Coffee. The smell of coffee. Jess and I walked to the cafe through her neighborhood and the next one over. We stopped to watch cats, peeked into the windows of empty apartments, and walked around to the back yards of abandoned, condemned houses. We imagined the multiple ways of living that we could find, if we sought them out.
The sun was bright, but there was enough wind to cool the heat. We wore the burdens of our respective choices in our back packs. As we ignored what we carried, we talked about how lucky we were to have been rewarded with an extra day together.
When we walk in New Orleans, I am astounded by the flowers. It's easy to forget we're in a tropical climate, but the flowers leap into your face to remind you. Whole blocks of homes, used and not, smell of the same flowers. Who decided what they'd smell like? Or was it not a human decision, but the flowers deciding to take back what was theirs.
We'd come to a grinding halt in front of a new color, a different sort of flowering plant, bananas growing in the wild. The flowers in New orleans make it so clear they are just out to get some, with their bright colors and loud smells. But really, maybe they're just looking for love. I think that's what I like most about them: the peak of their beauty is all about flower-sex. I empathize for the search, but I don't get sad for them. Here, in the tropics, they're likely to find it.
I think about how they are clearly so happy to grow here. If I were to take a plant, pot it, and bring it back to Wisconsin, I think that'd be one of the saddest things. All of that yearning taking place on my window sill and no relief!
It occurs to me that Jess is like these flowers, and that might be why I like them so much. It is so clear that she is thriving there, when her choices let her, that I hate the thought of bringing her back to sit in my apartment, devouring sunshine, in bloom, but lacking her chance to go further. To figure out what happens next?

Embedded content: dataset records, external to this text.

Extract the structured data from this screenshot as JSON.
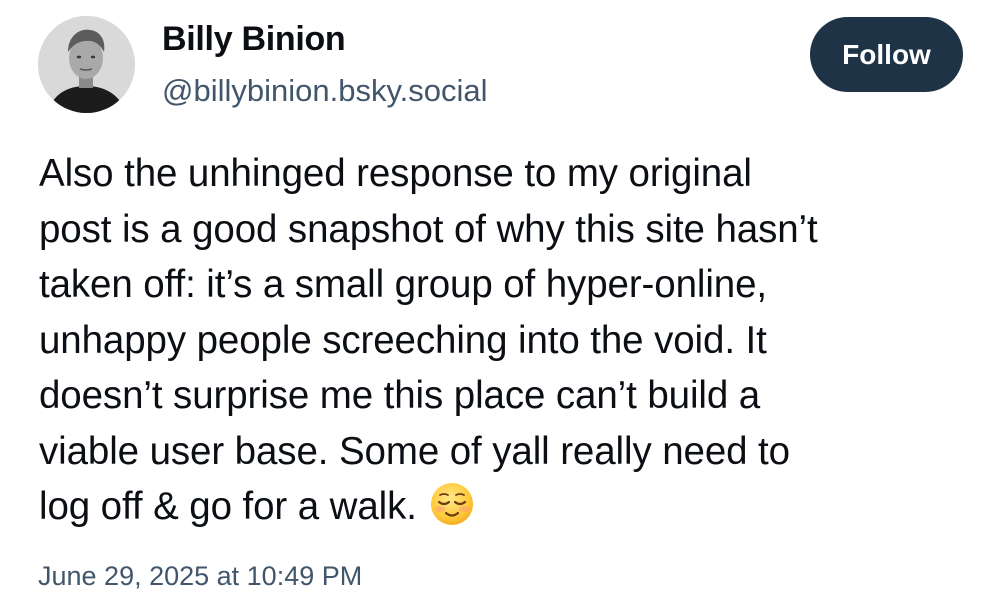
{
  "author": {
    "name": "Billy Binion",
    "handle": "@billybinion.bsky.social",
    "avatar_icon": "profile-photo"
  },
  "follow_button": {
    "label": "Follow",
    "color": "#1f3347"
  },
  "post": {
    "lines": [
      "Also the unhinged response to my original",
      "post is a good snapshot of why this site hasn’t",
      "taken off: it’s a small group of hyper-online,",
      "unhappy people screeching into the void. It",
      "doesn’t surprise me this place can’t build a",
      "viable user base. Some of yall really need to",
      "log off & go for a walk."
    ],
    "emoji_icon": "relieved-face-emoji"
  },
  "timestamp": "June 29, 2025 at 10:49 PM",
  "colors": {
    "text": "#0b0f14",
    "secondary": "#42566b",
    "background": "#ffffff"
  }
}
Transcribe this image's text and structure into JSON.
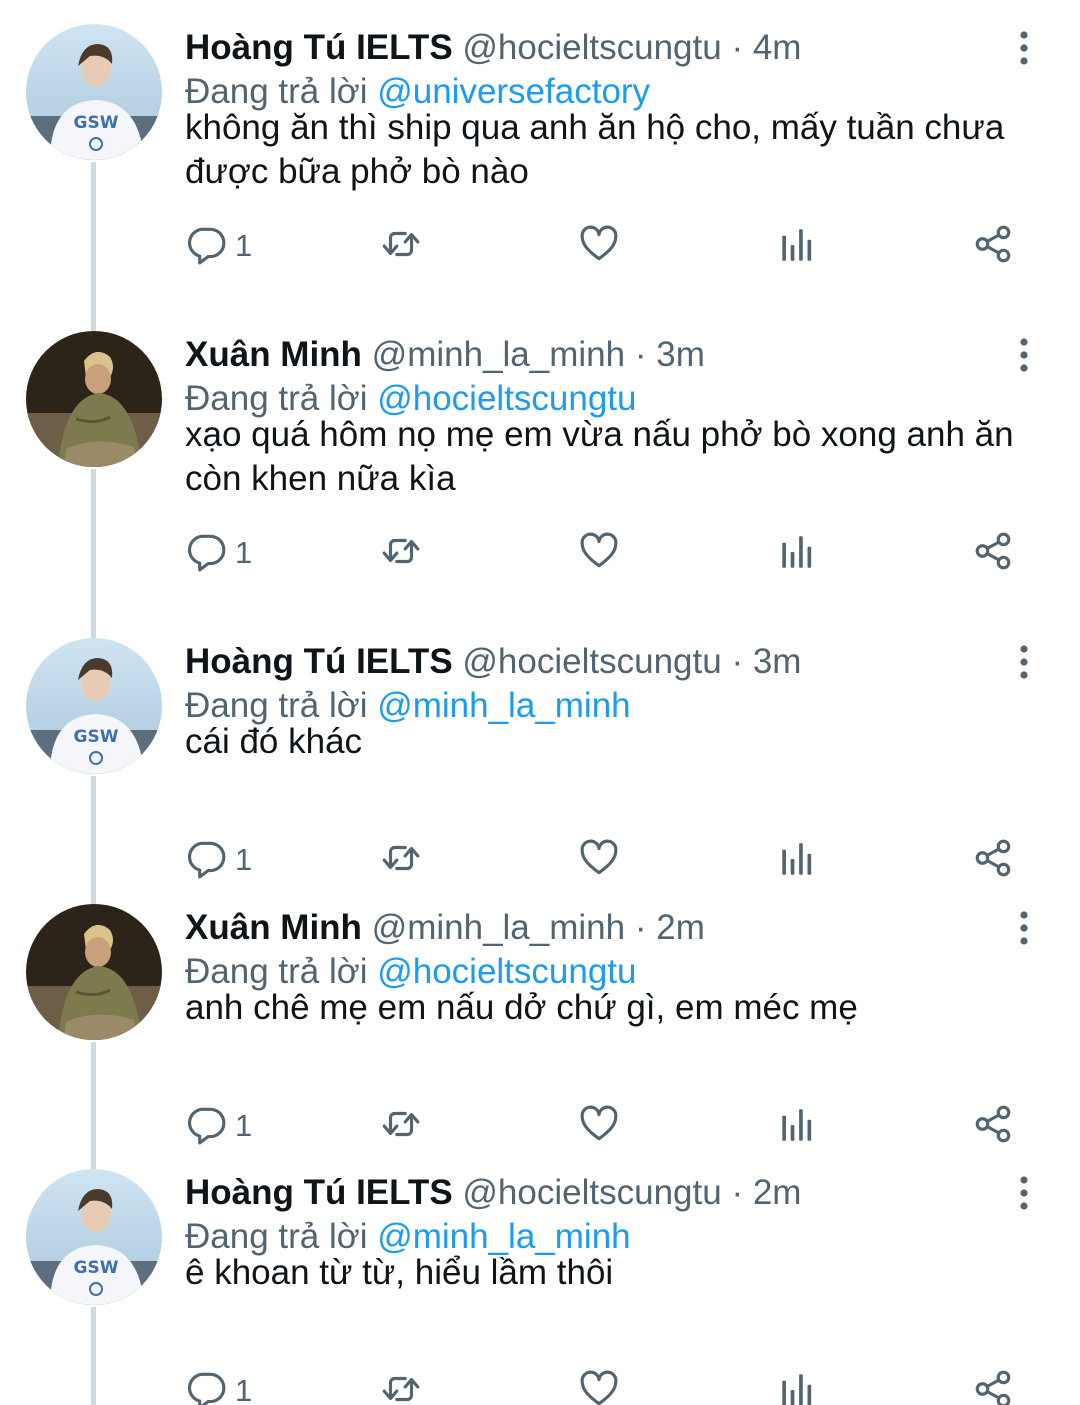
{
  "labels": {
    "replying_to": "Đang trả lời",
    "separator": "·"
  },
  "colors": {
    "accent": "#1d9bf0",
    "text": "#0f1419",
    "secondary": "#536471",
    "thread_line": "#cfd9de"
  },
  "tweets": [
    {
      "avatar": "avatar-gsw",
      "name": "Hoàng Tú IELTS",
      "handle": "@hocieltscungtu",
      "time": "4m",
      "reply_to": "@universefactory",
      "text_lines": [
        "không ăn thì ship qua anh ăn hộ cho, mấy tuần chưa",
        "được bữa phở bò nào"
      ],
      "reply_count": "1"
    },
    {
      "avatar": "avatar-minh",
      "name": "Xuân Minh",
      "handle": "@minh_la_minh",
      "time": "3m",
      "reply_to": "@hocieltscungtu",
      "text_lines": [
        "xạo quá hôm nọ mẹ em vừa nấu phở bò xong anh ăn",
        "còn khen nữa kìa"
      ],
      "reply_count": "1"
    },
    {
      "avatar": "avatar-gsw",
      "name": "Hoàng Tú IELTS",
      "handle": "@hocieltscungtu",
      "time": "3m",
      "reply_to": "@minh_la_minh",
      "text_lines": [
        "cái đó khác"
      ],
      "reply_count": "1"
    },
    {
      "avatar": "avatar-minh",
      "name": "Xuân Minh",
      "handle": "@minh_la_minh",
      "time": "2m",
      "reply_to": "@hocieltscungtu",
      "text_lines": [
        "anh chê mẹ em nấu dở chứ gì, em méc mẹ"
      ],
      "reply_count": "1"
    },
    {
      "avatar": "avatar-gsw",
      "name": "Hoàng Tú IELTS",
      "handle": "@hocieltscungtu",
      "time": "2m",
      "reply_to": "@minh_la_minh",
      "text_lines": [
        "ê khoan từ từ, hiểu lầm thôi"
      ],
      "reply_count": "1"
    }
  ],
  "actions": {
    "reply_icon": "reply-icon",
    "retweet_icon": "retweet-icon",
    "like_icon": "like-icon",
    "analytics_icon": "analytics-icon",
    "share_icon": "share-icon",
    "more_icon": "more-vertical-icon"
  }
}
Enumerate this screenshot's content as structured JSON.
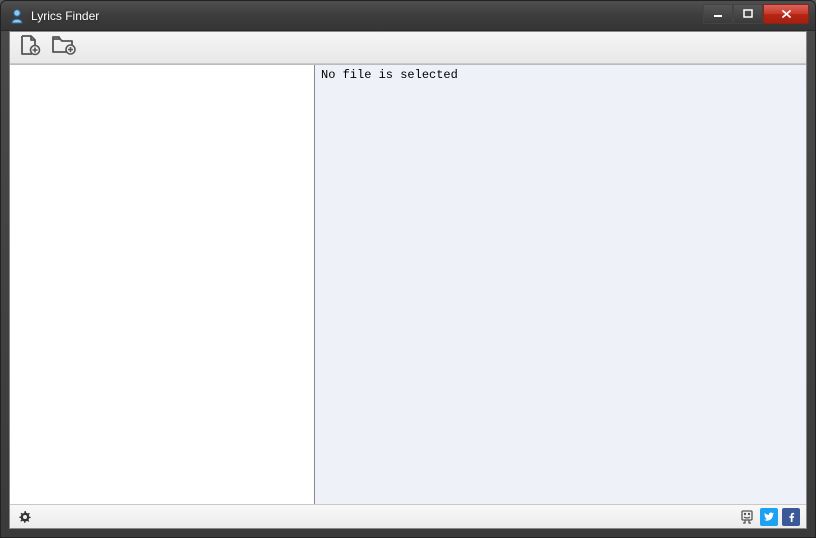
{
  "window": {
    "title": "Lyrics Finder"
  },
  "content": {
    "empty_message": "No file is selected"
  }
}
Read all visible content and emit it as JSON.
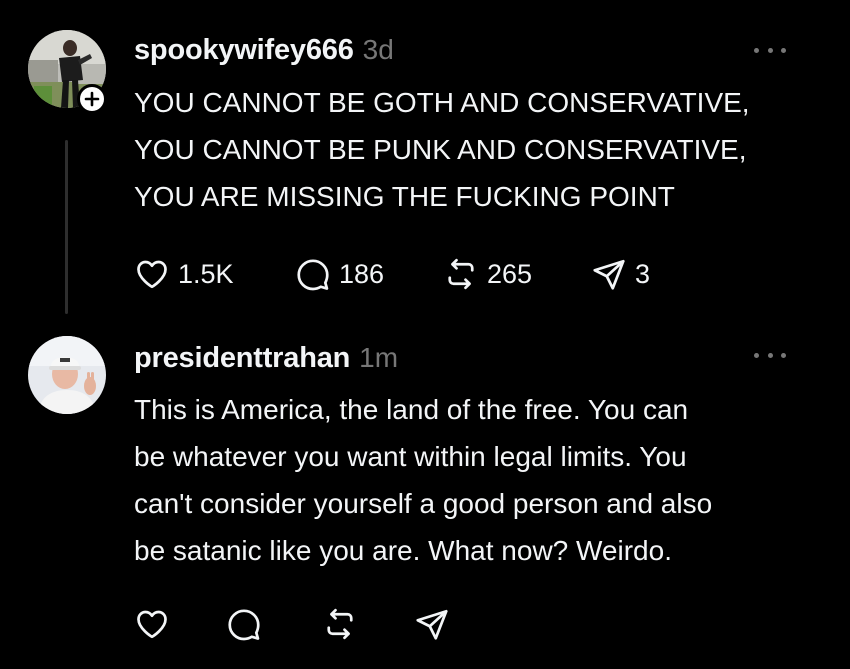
{
  "posts": [
    {
      "username": "spookywifey666",
      "timestamp": "3d",
      "text_lines": [
        "YOU CANNOT BE GOTH AND CONSERVATIVE,",
        "YOU CANNOT BE PUNK AND CONSERVATIVE,",
        "YOU ARE MISSING THE FUCKING POINT"
      ],
      "likes": "1.5K",
      "replies": "186",
      "reposts": "265",
      "shares": "3"
    },
    {
      "username": "presidenttrahan",
      "timestamp": "1m",
      "text_lines": [
        "This is America, the land of the free. You can",
        "be whatever you want within legal limits. You",
        "can't consider yourself a good person and also",
        "be satanic like you are. What now? Weirdo."
      ]
    }
  ],
  "icons": {
    "like": "heart-icon",
    "reply": "speech-bubble-icon",
    "repost": "repost-arrows-icon",
    "share": "paper-plane-icon",
    "more": "ellipsis-icon",
    "follow": "plus-icon"
  },
  "colors": {
    "background": "#000000",
    "primary_text": "#f3f5f7",
    "secondary_text": "#777777",
    "thread_line": "#2e2e2e"
  }
}
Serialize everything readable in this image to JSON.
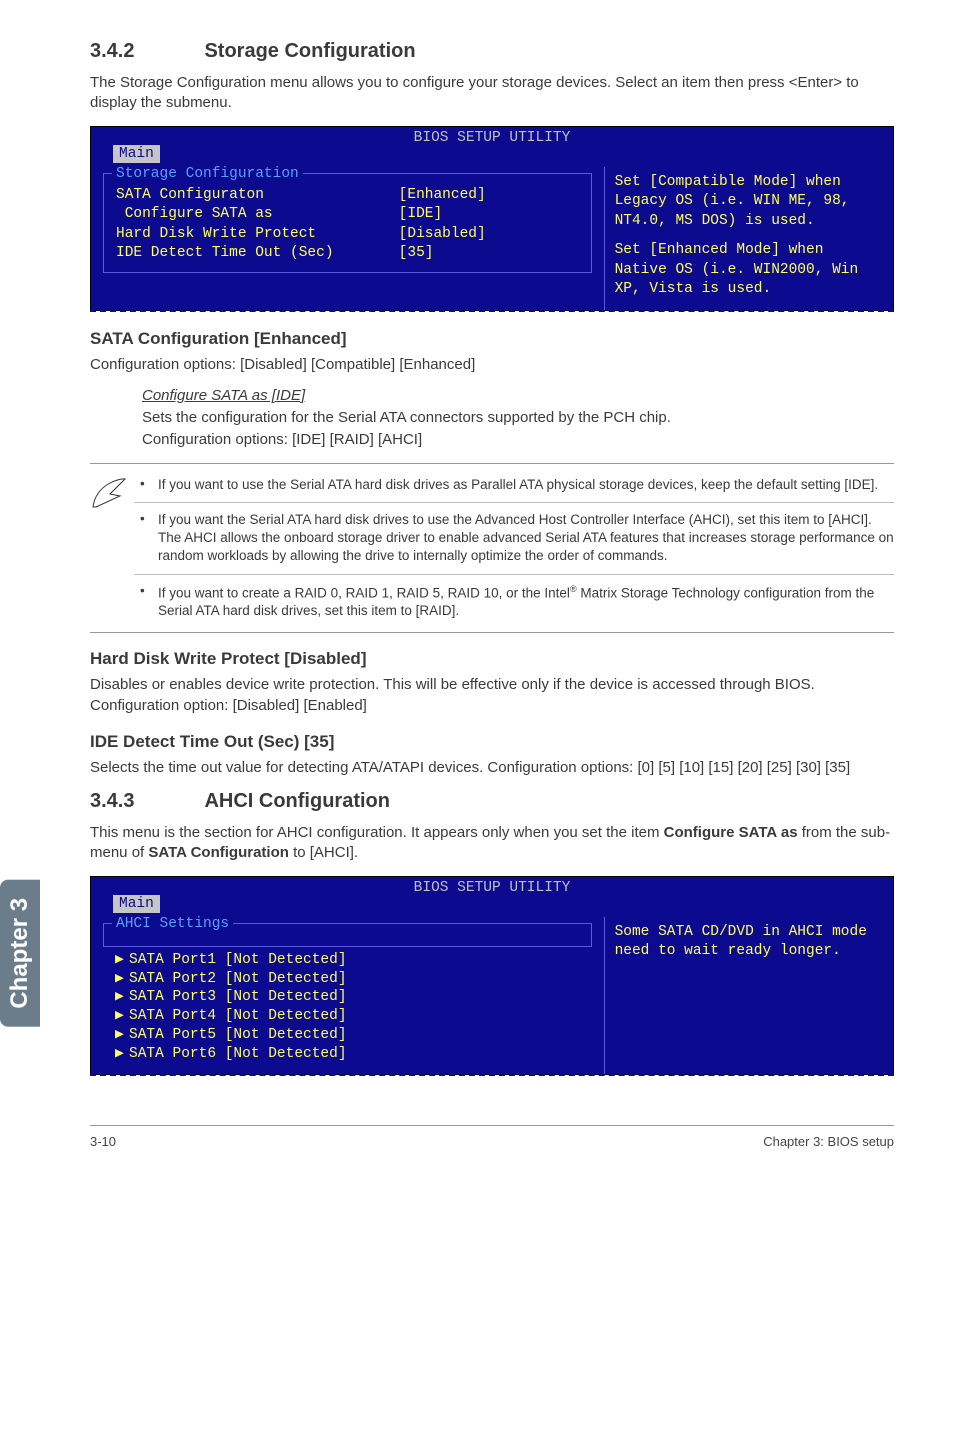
{
  "heading342": {
    "num": "3.4.2",
    "title": "Storage Configuration"
  },
  "intro342": "The Storage Configuration menu allows you to configure your storage devices. Select an item then press <Enter> to display the submenu.",
  "bios1": {
    "header": "BIOS SETUP UTILITY",
    "tab": "Main",
    "frameTitle": "Storage Configuration",
    "rows": [
      {
        "label": "SATA Configuraton",
        "value": "[Enhanced]"
      },
      {
        "label": " Configure SATA as",
        "value": "[IDE]"
      },
      {
        "label": "",
        "value": ""
      },
      {
        "label": "Hard Disk Write Protect",
        "value": "[Disabled]"
      },
      {
        "label": "IDE Detect Time Out (Sec)",
        "value": "[35]"
      }
    ],
    "help1": "Set [Compatible Mode] when Legacy OS (i.e. WIN ME, 98, NT4.0, MS DOS) is used.",
    "help2": "Set [Enhanced Mode] when Native OS (i.e. WIN2000, Win XP, Vista is used."
  },
  "sataCfg": {
    "title": "SATA Configuration [Enhanced]",
    "body": "Configuration options: [Disabled] [Compatible] [Enhanced]",
    "subTitle": "Configure SATA as [IDE]",
    "subBody1": "Sets the configuration for the Serial ATA connectors supported by the PCH chip.",
    "subBody2": "Configuration options: [IDE] [RAID] [AHCI]"
  },
  "notes": {
    "n1": "If you want to use the Serial ATA hard disk drives as Parallel ATA physical storage devices, keep the default setting [IDE].",
    "n2": "If you want the Serial ATA hard disk drives to use the Advanced Host Controller Interface (AHCI), set this item to [AHCI]. The AHCI allows the onboard storage driver to enable advanced Serial ATA features that increases storage performance on random workloads by allowing the drive to internally optimize the order of commands.",
    "n3a": "If you want to create a RAID 0, RAID 1, RAID 5, RAID 10, or the Intel",
    "n3b": " Matrix Storage Technology configuration from the Serial ATA hard disk drives, set this item to [RAID]."
  },
  "hardDisk": {
    "title": "Hard Disk Write Protect [Disabled]",
    "body": "Disables or enables device write protection. This will be effective only if the device is accessed through BIOS. Configuration option: [Disabled] [Enabled]"
  },
  "ideDetect": {
    "title": "IDE Detect Time Out (Sec) [35]",
    "body": "Selects the time out value for detecting ATA/ATAPI devices. Configuration options: [0] [5] [10] [15] [20] [25] [30] [35]"
  },
  "heading343": {
    "num": "3.4.3",
    "title": "AHCI Configuration"
  },
  "intro343a": "This menu is the section for AHCI configuration. It appears only when you set the item ",
  "intro343b": "Configure SATA as",
  "intro343c": " from the sub-menu of ",
  "intro343d": "SATA Configuration",
  "intro343e": " to [AHCI].",
  "bios2": {
    "header": "BIOS SETUP UTILITY",
    "tab": "Main",
    "frameTitle": "AHCI Settings",
    "items": [
      "SATA Port1 [Not Detected]",
      "SATA Port2 [Not Detected]",
      "SATA Port3 [Not Detected]",
      "SATA Port4 [Not Detected]",
      "SATA Port5 [Not Detected]",
      "SATA Port6 [Not Detected]"
    ],
    "help": "Some SATA CD/DVD in AHCI mode need to wait ready longer."
  },
  "chapterTab": "Chapter 3",
  "footer": {
    "left": "3-10",
    "right": "Chapter 3: BIOS setup"
  }
}
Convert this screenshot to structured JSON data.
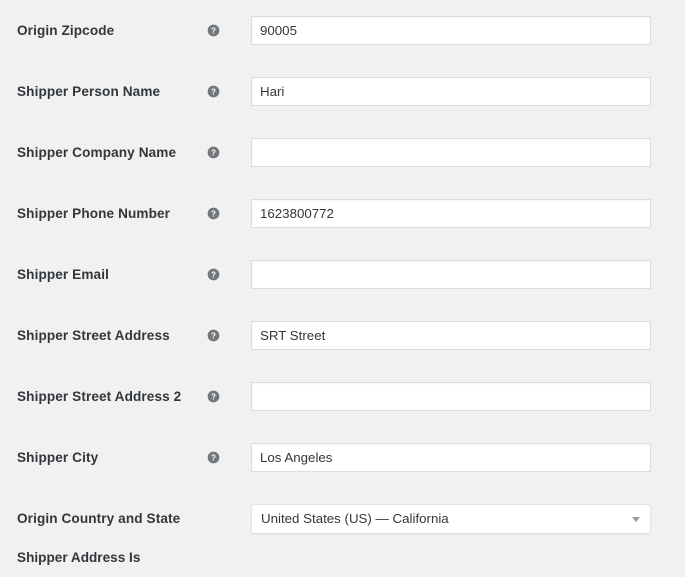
{
  "form": {
    "help_icon": "help-circle-icon",
    "dropdown_icon": "chevron-down-icon",
    "colors": {
      "page_background": "#f1f1f1",
      "label_text": "#32373c",
      "input_background": "#ffffff",
      "input_border": "#dddddd",
      "help_icon_fill": "#72777c",
      "select_arrow": "#9b9b9b"
    },
    "rows": [
      {
        "label": "Origin Zipcode",
        "control": "text",
        "value": "90005",
        "placeholder": "",
        "has_help": true
      },
      {
        "label": "Shipper Person Name",
        "control": "text",
        "value": "Hari",
        "placeholder": "",
        "has_help": true
      },
      {
        "label": "Shipper Company Name",
        "control": "text",
        "value": "",
        "placeholder": "",
        "has_help": true
      },
      {
        "label": "Shipper Phone Number",
        "control": "text",
        "value": "1623800772",
        "placeholder": "",
        "has_help": true
      },
      {
        "label": "Shipper Email",
        "control": "text",
        "value": "",
        "placeholder": "",
        "has_help": true
      },
      {
        "label": "Shipper Street Address",
        "control": "text",
        "value": "SRT Street",
        "placeholder": "",
        "has_help": true
      },
      {
        "label": "Shipper Street Address 2",
        "control": "text",
        "value": "",
        "placeholder": "",
        "has_help": true
      },
      {
        "label": "Shipper City",
        "control": "text",
        "value": "Los Angeles",
        "placeholder": "",
        "has_help": true
      },
      {
        "label": "Origin Country and State",
        "control": "select",
        "value": "United States (US) — California",
        "placeholder": "",
        "has_help": false
      }
    ],
    "cut_off_row": {
      "label": "Shipper Address Is"
    }
  }
}
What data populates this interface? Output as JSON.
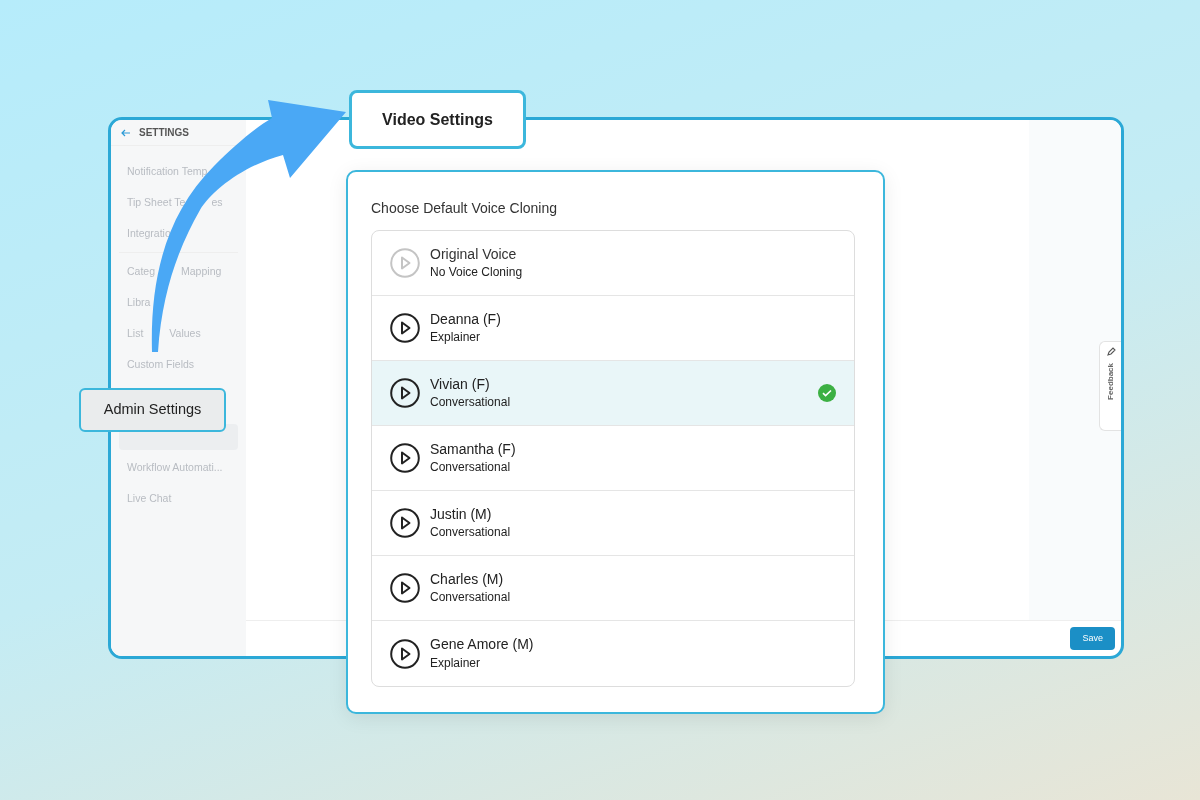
{
  "app": {
    "back_label": "SETTINGS",
    "sidebar_items": [
      {
        "label": "Notification Temp",
        "selected": false
      },
      {
        "label": "Tip Sheet Te",
        "tail": "es",
        "selected": false
      },
      {
        "label": "Integratio",
        "selected": false,
        "divider_after": true
      },
      {
        "label": "Categ",
        "tail": "Mapping",
        "selected": false
      },
      {
        "label": "Libra",
        "selected": false
      },
      {
        "label": "List",
        "tail": "Values",
        "selected": false
      },
      {
        "label": "Custom Fields",
        "selected": false
      },
      {
        "selected": true
      },
      {
        "label": "Workflow Automati...",
        "selected": false
      },
      {
        "label": "Live Chat",
        "selected": false
      }
    ],
    "feedback_label": "Feedback",
    "save_label": "Save"
  },
  "callouts": {
    "video": "Video Settings",
    "admin": "Admin Settings"
  },
  "voice_card": {
    "title": "Choose Default Voice Cloning",
    "voices": [
      {
        "name": "Original Voice",
        "style": "No Voice Cloning",
        "disabled": true,
        "selected": false
      },
      {
        "name": "Deanna (F)",
        "style": "Explainer",
        "disabled": false,
        "selected": false
      },
      {
        "name": "Vivian (F)",
        "style": "Conversational",
        "disabled": false,
        "selected": true
      },
      {
        "name": "Samantha (F)",
        "style": "Conversational",
        "disabled": false,
        "selected": false
      },
      {
        "name": "Justin (M)",
        "style": "Conversational",
        "disabled": false,
        "selected": false
      },
      {
        "name": "Charles (M)",
        "style": "Conversational",
        "disabled": false,
        "selected": false
      },
      {
        "name": "Gene Amore (M)",
        "style": "Explainer",
        "disabled": false,
        "selected": false
      }
    ]
  }
}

So I visit her, and we walk together to the coffee shop to work, seated next to each other on my last, extra evening in town. We cuddle as we work and drink our coffee in the shade. We listen to the spontaneous music of humans blooming. We wonder if we are blooming, too. Will we, like the flowers, get many, many chances to scream out our exuberance? Will it move with us, if we figure out how to avoid containers? How much blooming-yearning is good for you? It seems to me that the gap between want and fulfillment is the most interesting gap I know of.